➎ Arthur, le nègre

Enfant, j’ai entendu quelqu’un dire que les nègres étaient des gens qui vivaient le long du fleuve Niger, et cela m’avait tant touché que souvent, la nuit, je filais là-bas. Il n’était pas question de race, ni de couleur, mais d’un lieu où l’on pouvait se rendre, en suivant le fil rouge de la nuit. Je dis cela parce qu’après t’avoir entendu, Arthur, je suis retourné là-bas où je t’ai retrouvé.

Le chemin, pour y aller, n’est pas fait de terre mais de chants, un long ruban de chants, rugueux, longtemps macérés dans l’eau de vie et le sang gâté. J’y ai retrouvé des gens venant de partout, et de tous les temps.
Ils y étaient par choix.
Édouard Glissant, les pieds dans l’eau, conversant, avec Aimé Césaire. James Noël pêchant des écrevisses, juste à la courbe du fleuve, et ce nègre courant, dans la brousse avec un molosse à ses trousses ne peut être que Chamoiseau, et tant d’autres, même Queneau, et Vian, et cette voix qui nous vient du fond de la bananeraie, langoureuse et élégante, comme un hamac l’aurait fait s’il savait chanter, parfois grave et sèche comme une lampée de rhum, pour s’éteindre doucement afin de faire corps avec la nuit : c’est celle d’un jeune homme du nom d’Arthur H.

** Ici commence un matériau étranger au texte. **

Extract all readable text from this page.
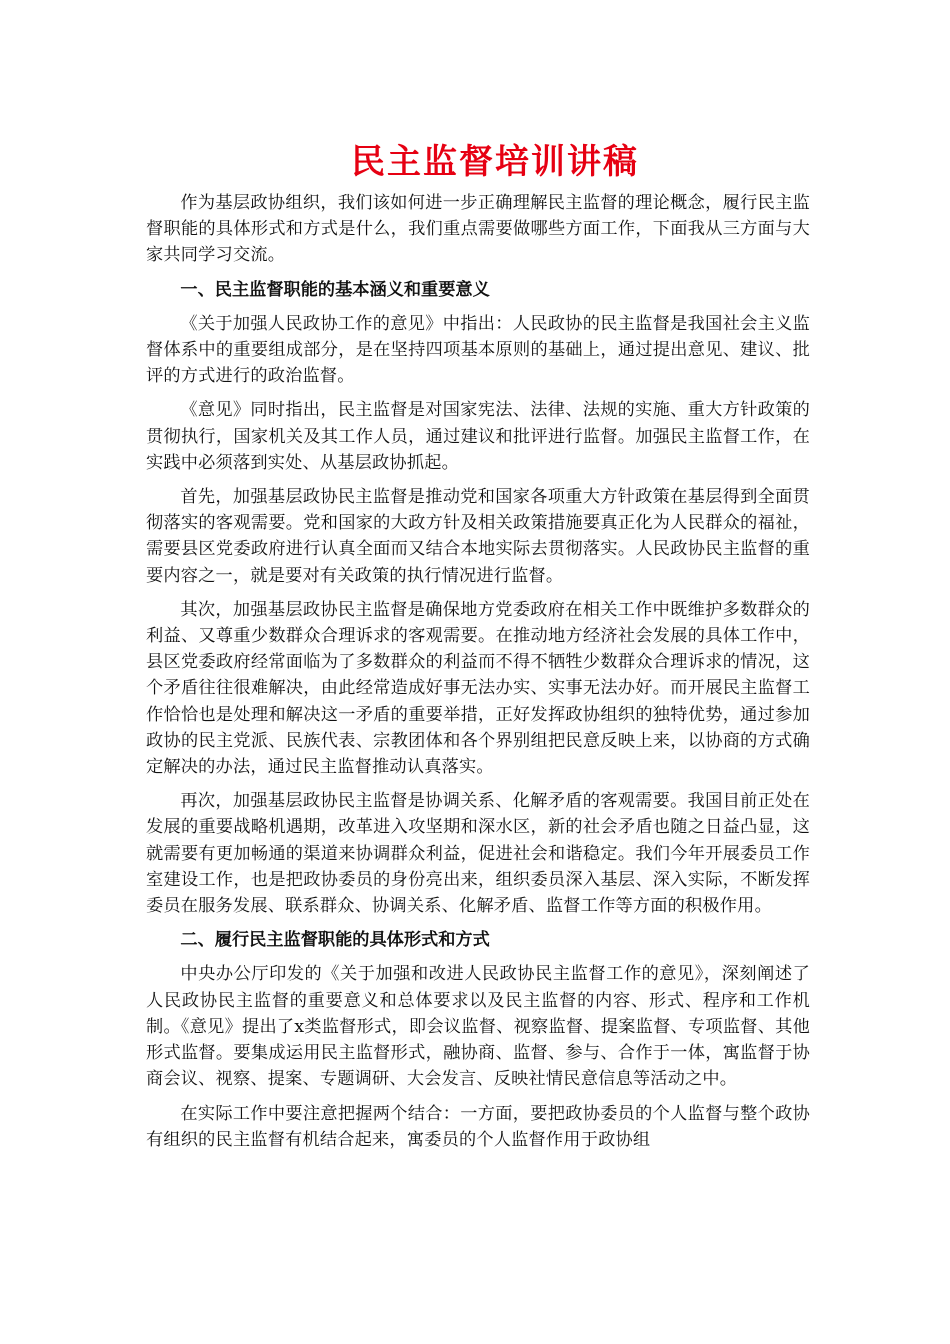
民主监督培训讲稿

作为基层政协组织，我们该如何进一步正确理解民主监督的理论概念，履行民主监督职能的具体形式和方式是什么，我们重点需要做哪些方面工作，下面我从三方面与大家共同学习交流。

一、民主监督职能的基本涵义和重要意义

《关于加强人民政协工作的意见》中指出：人民政协的民主监督是我国社会主义监督体系中的重要组成部分，是在坚持四项基本原则的基础上，通过提出意见、建议、批评的方式进行的政治监督。

《意见》同时指出，民主监督是对国家宪法、法律、法规的实施、重大方针政策的贯彻执行，国家机关及其工作人员，通过建议和批评进行监督。加强民主监督工作，在实践中必须落到实处、从基层政协抓起。

首先，加强基层政协民主监督是推动党和国家各项重大方针政策在基层得到全面贯彻落实的客观需要。党和国家的大政方针及相关政策措施要真正化为人民群众的福祉，需要县区党委政府进行认真全面而又结合本地实际去贯彻落实。人民政协民主监督的重要内容之一，就是要对有关政策的执行情况进行监督。

其次，加强基层政协民主监督是确保地方党委政府在相关工作中既维护多数群众的利益、又尊重少数群众合理诉求的客观需要。在推动地方经济社会发展的具体工作中，县区党委政府经常面临为了多数群众的利益而不得不牺牲少数群众合理诉求的情况，这个矛盾往往很难解决，由此经常造成好事无法办实、实事无法办好。而开展民主监督工作恰恰也是处理和解决这一矛盾的重要举措，正好发挥政协组织的独特优势，通过参加政协的民主党派、民族代表、宗教团体和各个界别组把民意反映上来，以协商的方式确定解决的办法，通过民主监督推动认真落实。

再次，加强基层政协民主监督是协调关系、化解矛盾的客观需要。我国目前正处在发展的重要战略机遇期，改革进入攻坚期和深水区，新的社会矛盾也随之日益凸显，这就需要有更加畅通的渠道来协调群众利益，促进社会和谐稳定。我们今年开展委员工作室建设工作，也是把政协委员的身份亮出来，组织委员深入基层、深入实际，不断发挥委员在服务发展、联系群众、协调关系、化解矛盾、监督工作等方面的积极作用。

二、履行民主监督职能的具体形式和方式

中央办公厅印发的《关于加强和改进人民政协民主监督工作的意见》，深刻阐述了人民政协民主监督的重要意义和总体要求以及民主监督的内容、形式、程序和工作机制。《意见》提出了x类监督形式，即会议监督、视察监督、提案监督、专项监督、其他形式监督。要集成运用民主监督形式，融协商、监督、参与、合作于一体，寓监督于协商会议、视察、提案、专题调研、大会发言、反映社情民意信息等活动之中。

在实际工作中要注意把握两个结合：一方面，要把政协委员的个人监督与整个政协有组织的民主监督有机结合起来，寓委员的个人监督作用于政协组
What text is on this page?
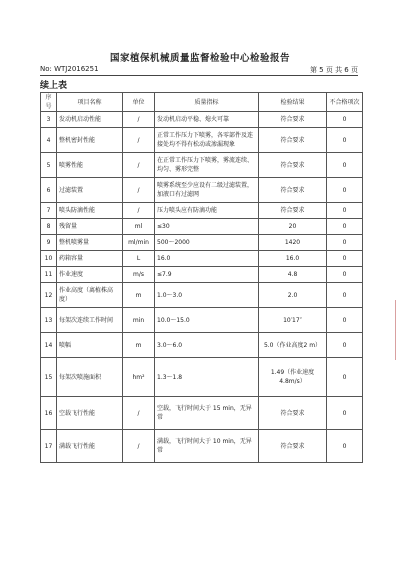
国家植保机械质量监督检验中心检验报告
No: WTJ2016251	第 5 页 共 6 页
续上表
序号	项目名称	单位	质量指标	检验结果	不合格项次
3	发动机启动性能	/	发动机启动平稳、熄火可靠	符合要求	0
4	整机密封性能	/	正常工作压力下喷雾，各零部件及连接处均不得有松动或渗漏现象	符合要求	0
5	喷雾性能	/	在正常工作压力下喷雾，雾流连续、均匀、雾形完整	符合要求	0
6	过滤装置	/	喷雾系统至少应设有二级过滤装置，加液口有过滤网	符合要求	0
7	喷头防滴性能	/	压力喷头应有防滴功能	符合要求	0
8	残留量	ml	≤30	20	0
9	整机喷雾量	ml/min	500～2000	1420	0
10	药箱容量	L	16.0	16.0	0
11	作业速度	m/s	≤7.9	4.8	0
12	作业高度（离植株高度）	m	1.0～3.0	2.0	0
13	每架次连续工作时间	min	10.0～15.0	10′17″	0
14	喷幅	m	3.0～6.0	5.0（作业高度2 m）	0
15	每架次喷施面积	hm²	1.3～1.8	1.49（作业速度4.8m/s）	0
16	空载飞行性能	/	空载，飞行时间大于 15 min，无异常	符合要求	0
17	满载飞行性能	/	满载，飞行时间大于 10 min，无异常	符合要求	0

Il a trouvé la route qui mène au fleuve, simplement en murmurant des poèmes ramassés ça et là, et qu’il nous chantera avec son vieux complice Nicolas Repac. Soudain, Aimé Césaire s’est retourné pour lui demander de rejoindre le petit groupe de poètes nègres morts. Quand l’aube s’est agitée et qu’il fallait revenir à la surface du jour, Arthur a voulu y rester et depuis je suis sans nouvelles de lui.